Man Jeff, did you have to re-activate your account before you could post?
long time no see/read.


----------



## lowprofile (Jan 6, 2013)

most sharks around here actively eat sting rays, i doubt any shark over 6ft is going to be affected much by being poked in the face. i spear rays outside the first sand bar for bait and have had sharks swim by me, they never tried to take a ray but if they did i would probably just give it to them. 

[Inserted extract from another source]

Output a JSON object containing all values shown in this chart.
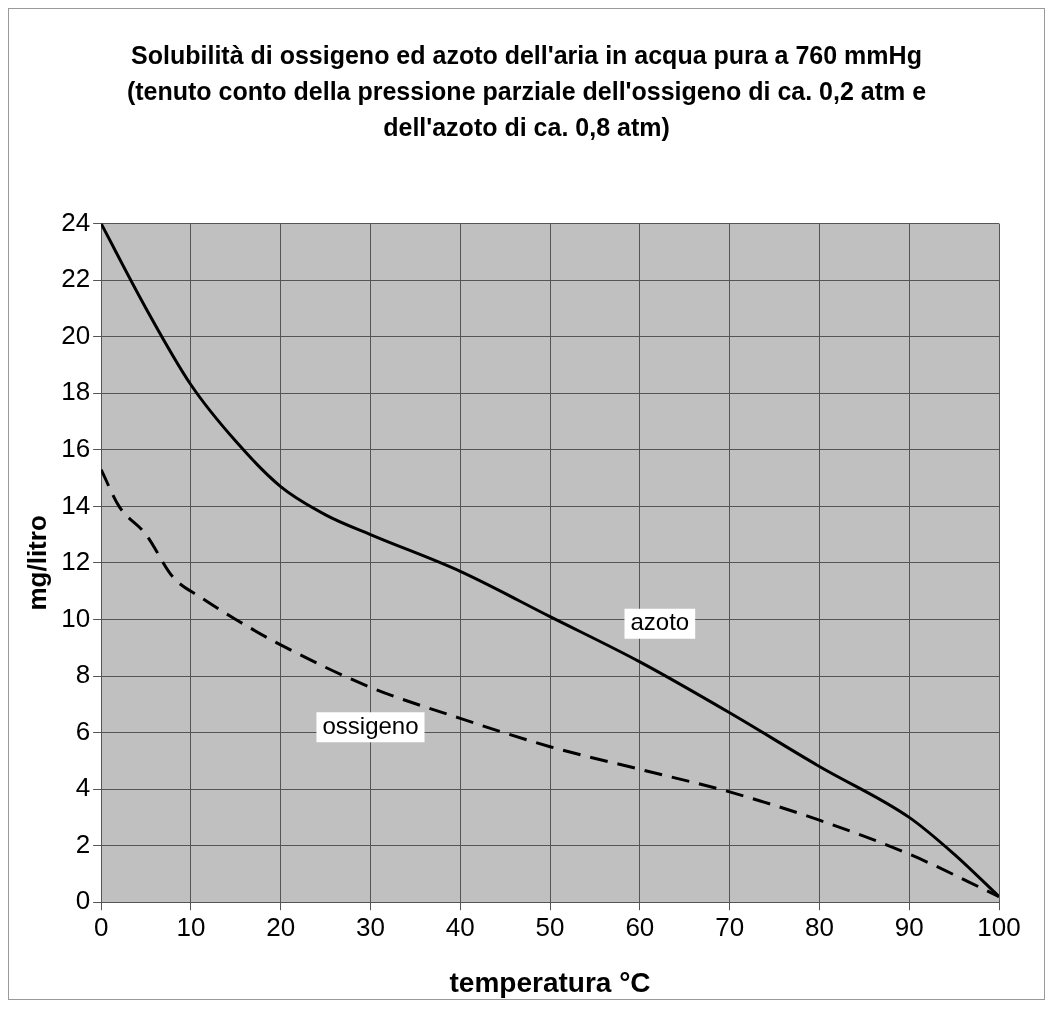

also, most sharks do not like bubbles. a small co2 tank, like the ones for pellet guns, will scare them for a few minutes. they don't seem to mind regular breathing from a scuba tank though.


----------



## Haulin' Ash (Jan 4, 2011)

Granted, fighting off the tax collector in shallow water while free diving would suck so I can’t comment on what to do outside the first sandbar, you will just have to wing-it at that point, but *PLEASE* don’t give up the fish when you are offshore if you can help it. People have been doing this and it is likely why the sharks come out of nowhere as soon as they hear the bands go off.
Keep your fish in close or send it up with a lift bag. Get in close with your dive buddy and you can likely keep them away from you. Jabs to the nose are very effective. If you think about it; with your bc, tank and fins on, you are about 7 feet long, have a pretty wide girth and your blowing loud bubbles. If there are two of you that’s even more intimidating. 
The law of nature is “fight or flight” and you aren’t going to out run them. :whip:


----------



## WhackUmStackUm (Jan 31, 2010)

I feel your pain Bro. I hit one on the head and nose 20+ times with little effect a couple of weeks ago during an accent + deco. Should have shot the fish up on a lift bag, but I was a bit tangled. Now where did I put that SharkShield? :detective:


----------



## JoeyWelch (Sep 25, 2009)

Don't know about diving but when in a boat you can hit em in the top of the head with a slug and it settles right on down. Saves a lot on tackle too.


----------